Member of the Illinois Senate from the 8th district
- In office January 1999 – January 2019
- Preceded by: Howard W. Carroll
- Succeeded by: Ram Villivalam

Personal details
- Born: October 10, 1960 (age 65) Chicago, Illinois
- Party: Democratic
- Spouse: Debra Silverstein
- Children: Four
- Alma mater: Loyola University (B.A.) John Marshall Law School (J.D.)
- Profession: Attorney

= Ira Silverstein =

American politician

Ira I. Silverstein (born October 10, 1960) is a former Democratic member of the Illinois Senate, representing the 8th district from 1999 to 2019. The 8th Senate District consists of Forest Glen, North Park and West Ridge in the City of Chicago and its surrounding suburbs of Park Ridge, Morton Grove, Niles, Lincolnwood and Skokie, as of the decennial redistricting following the 2010 United States census.

== Early life ==
Silverstein's father was a public school teacher. Silverstein attended Boone Elementary School and Mather High School and then earned his bachelor's degree from Loyola University Chicago. He later received his J.D. degree from the John Marshall Law School.

== Senate career ==

Silverstein was the Chairman of the Senate Executive Committee, and he served on the Senate Judiciary and Licensed Activities committees, and the Joint Committee on Administrative Rules (JCAR). JCAR reviews regulations imposed by state departments on business and citizens to ensure they are in accordance with the department's legal authority.

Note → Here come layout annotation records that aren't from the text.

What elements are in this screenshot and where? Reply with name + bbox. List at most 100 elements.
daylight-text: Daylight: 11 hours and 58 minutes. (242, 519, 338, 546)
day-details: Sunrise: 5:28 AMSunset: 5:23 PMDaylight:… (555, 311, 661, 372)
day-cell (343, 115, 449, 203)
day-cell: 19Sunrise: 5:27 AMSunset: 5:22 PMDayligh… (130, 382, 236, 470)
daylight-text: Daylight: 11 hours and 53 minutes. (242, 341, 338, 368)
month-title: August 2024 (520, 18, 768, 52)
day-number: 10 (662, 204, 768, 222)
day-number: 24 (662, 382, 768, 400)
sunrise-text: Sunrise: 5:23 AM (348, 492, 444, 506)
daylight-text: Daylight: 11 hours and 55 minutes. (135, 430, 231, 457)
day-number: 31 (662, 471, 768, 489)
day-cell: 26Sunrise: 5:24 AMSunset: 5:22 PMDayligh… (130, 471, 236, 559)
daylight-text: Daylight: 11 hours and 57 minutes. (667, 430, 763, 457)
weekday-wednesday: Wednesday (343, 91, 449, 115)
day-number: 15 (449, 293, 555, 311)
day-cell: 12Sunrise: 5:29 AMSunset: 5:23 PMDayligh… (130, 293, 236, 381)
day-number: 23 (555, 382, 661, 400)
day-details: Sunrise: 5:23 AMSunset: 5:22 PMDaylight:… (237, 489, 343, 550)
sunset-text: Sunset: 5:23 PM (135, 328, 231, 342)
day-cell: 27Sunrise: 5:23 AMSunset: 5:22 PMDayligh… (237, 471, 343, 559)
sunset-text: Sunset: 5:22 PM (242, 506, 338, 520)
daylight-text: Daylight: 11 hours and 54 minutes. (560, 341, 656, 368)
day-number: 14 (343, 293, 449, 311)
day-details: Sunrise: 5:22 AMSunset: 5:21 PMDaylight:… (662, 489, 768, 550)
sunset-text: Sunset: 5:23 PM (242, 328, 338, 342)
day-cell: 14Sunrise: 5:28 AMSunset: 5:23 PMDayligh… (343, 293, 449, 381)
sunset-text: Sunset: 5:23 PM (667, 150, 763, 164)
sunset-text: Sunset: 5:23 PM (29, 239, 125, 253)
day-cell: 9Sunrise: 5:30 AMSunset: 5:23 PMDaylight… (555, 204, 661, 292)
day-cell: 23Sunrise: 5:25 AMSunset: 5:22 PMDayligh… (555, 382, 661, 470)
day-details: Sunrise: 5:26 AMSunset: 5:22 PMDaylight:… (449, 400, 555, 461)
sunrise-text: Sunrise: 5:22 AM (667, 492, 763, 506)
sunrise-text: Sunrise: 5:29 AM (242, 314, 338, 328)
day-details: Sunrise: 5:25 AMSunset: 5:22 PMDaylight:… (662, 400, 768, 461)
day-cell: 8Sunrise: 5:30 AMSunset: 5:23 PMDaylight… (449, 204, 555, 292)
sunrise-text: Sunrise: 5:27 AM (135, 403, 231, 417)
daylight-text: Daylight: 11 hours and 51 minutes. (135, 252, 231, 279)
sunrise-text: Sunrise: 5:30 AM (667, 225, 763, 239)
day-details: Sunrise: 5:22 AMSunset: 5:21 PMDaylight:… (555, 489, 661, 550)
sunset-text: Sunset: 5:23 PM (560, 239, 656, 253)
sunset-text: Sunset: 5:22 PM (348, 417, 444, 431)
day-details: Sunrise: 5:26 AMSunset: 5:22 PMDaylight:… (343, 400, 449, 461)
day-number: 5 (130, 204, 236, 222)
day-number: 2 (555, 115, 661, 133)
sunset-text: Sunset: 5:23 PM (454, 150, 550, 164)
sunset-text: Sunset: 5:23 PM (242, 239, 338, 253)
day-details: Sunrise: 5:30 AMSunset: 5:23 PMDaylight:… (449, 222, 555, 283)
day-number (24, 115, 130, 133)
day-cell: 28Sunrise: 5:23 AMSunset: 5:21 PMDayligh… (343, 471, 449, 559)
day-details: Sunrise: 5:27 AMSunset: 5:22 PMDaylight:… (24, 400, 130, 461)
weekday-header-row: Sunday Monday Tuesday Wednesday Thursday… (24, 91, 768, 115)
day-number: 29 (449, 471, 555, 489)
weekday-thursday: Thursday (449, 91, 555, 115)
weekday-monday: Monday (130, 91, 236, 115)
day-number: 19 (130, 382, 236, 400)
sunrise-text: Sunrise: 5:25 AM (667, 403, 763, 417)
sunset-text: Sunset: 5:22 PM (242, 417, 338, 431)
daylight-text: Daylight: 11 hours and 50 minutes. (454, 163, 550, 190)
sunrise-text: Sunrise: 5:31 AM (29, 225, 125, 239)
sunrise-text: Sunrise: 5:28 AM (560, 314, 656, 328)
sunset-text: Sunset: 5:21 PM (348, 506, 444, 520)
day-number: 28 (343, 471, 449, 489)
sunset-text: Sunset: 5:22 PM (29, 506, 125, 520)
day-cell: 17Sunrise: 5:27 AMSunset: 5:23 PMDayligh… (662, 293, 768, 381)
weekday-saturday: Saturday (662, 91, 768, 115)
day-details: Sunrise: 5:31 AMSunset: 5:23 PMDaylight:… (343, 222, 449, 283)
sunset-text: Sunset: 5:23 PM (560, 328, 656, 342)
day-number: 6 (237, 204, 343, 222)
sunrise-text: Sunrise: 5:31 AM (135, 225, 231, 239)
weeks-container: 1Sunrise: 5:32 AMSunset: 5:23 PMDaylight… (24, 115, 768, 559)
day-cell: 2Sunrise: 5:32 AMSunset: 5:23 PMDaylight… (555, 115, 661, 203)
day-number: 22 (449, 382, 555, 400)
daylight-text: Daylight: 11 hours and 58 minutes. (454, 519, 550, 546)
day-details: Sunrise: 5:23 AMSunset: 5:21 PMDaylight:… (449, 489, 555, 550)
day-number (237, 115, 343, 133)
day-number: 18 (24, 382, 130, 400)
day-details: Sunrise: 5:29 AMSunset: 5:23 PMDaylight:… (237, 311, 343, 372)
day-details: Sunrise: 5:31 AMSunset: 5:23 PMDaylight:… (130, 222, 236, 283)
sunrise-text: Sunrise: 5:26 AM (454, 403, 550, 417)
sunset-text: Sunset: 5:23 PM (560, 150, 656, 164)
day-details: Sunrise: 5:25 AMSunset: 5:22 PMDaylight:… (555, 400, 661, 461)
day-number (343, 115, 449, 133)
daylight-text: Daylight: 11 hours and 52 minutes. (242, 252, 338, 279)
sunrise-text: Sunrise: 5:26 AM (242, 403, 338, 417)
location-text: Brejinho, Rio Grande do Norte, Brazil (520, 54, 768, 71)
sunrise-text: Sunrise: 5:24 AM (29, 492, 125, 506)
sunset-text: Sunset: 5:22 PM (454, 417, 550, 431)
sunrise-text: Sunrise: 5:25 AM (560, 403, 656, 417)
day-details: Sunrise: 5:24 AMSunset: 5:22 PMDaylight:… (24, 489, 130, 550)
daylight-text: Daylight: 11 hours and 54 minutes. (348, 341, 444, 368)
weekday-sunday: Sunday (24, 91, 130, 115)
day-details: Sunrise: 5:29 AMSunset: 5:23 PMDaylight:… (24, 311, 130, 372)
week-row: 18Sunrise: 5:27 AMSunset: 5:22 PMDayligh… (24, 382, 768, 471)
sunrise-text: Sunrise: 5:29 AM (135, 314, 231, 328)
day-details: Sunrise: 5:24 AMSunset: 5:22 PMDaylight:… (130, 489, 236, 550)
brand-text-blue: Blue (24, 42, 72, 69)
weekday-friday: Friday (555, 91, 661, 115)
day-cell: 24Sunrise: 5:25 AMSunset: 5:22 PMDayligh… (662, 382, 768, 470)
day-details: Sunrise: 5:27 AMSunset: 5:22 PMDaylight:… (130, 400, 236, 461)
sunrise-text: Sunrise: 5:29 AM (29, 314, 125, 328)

In 2013, Silverstein introduced the "Internet Posting Removal Act" which sought to require web site admins to "upon request, remove any posted comments posted by an anonymous poster unless the anonymous poster agrees to attach his or her name to the post and confirms that his or her IP address, legal name, and home address are accurate. The bill was the subject of much derision, and was later withdrawn.

He also introduced a modification to the Illinois Vehicle Code to make operating a motor vehicle with a wearable computing headset illegal.

In 2017, he was accused of sexual harassment by victims rights advocate Denise Rotheimer, who released a series of flirtatious messages the two had exchanged. He resigned his position as Senate Democratic whip after she named him publicly during legislative hearings. Rotheimer claimed Silverstein made unwanted comments about her appearance and late-night phone calls she felt pressured to accept in order to advance legislation. The inspector general of the Illinois General Assembly released a report in January 2018 saying he did not engage in sexual harassment but he "did behave in a manner unbecoming of a legislator in violation of the Illinois Governmental Ethics Act."

In the March 20, 2018 Democratic primary, Silverstein was defeated by more than 20 points by Ram Villivalam in the first competitive primary he faced since taking the seat. Silverstein resigned a few days before the start of the 101st General Assembly allowing his successor to be sworn in the weekend before inauguration.
Also in 2018, Debra Silverstein, his wife, replaced Ira Silverstein as the Democratic Party's committeeperson (until 2018 legal name change, "committeeman") for Chicago's 50th Ward.

In early 2020, Ira Silverstein ran for election for the 9th Subcircuit judge of the Cook County Judicial Circuit Court in Illinois. Silverstein lost in the Democratic primary on March 17, 2020.

== Personal life ==
Silverstein is a practicing attorney. He maintains offices in downtown Chicago and a neighborhood office on Devon Avenue, serving small business owners and residents in matters such as elder law, estate planning and business issues.

Silverstein is married to Chicago Alderman Debra Silverstein, and they have four children.

Silverstein is an Orthodox Jew. As a state senator, he shared an office suite with fellow senator and future U.S. president Barack Obama, who would often assist Silverstein with various tasks on the Sabbath.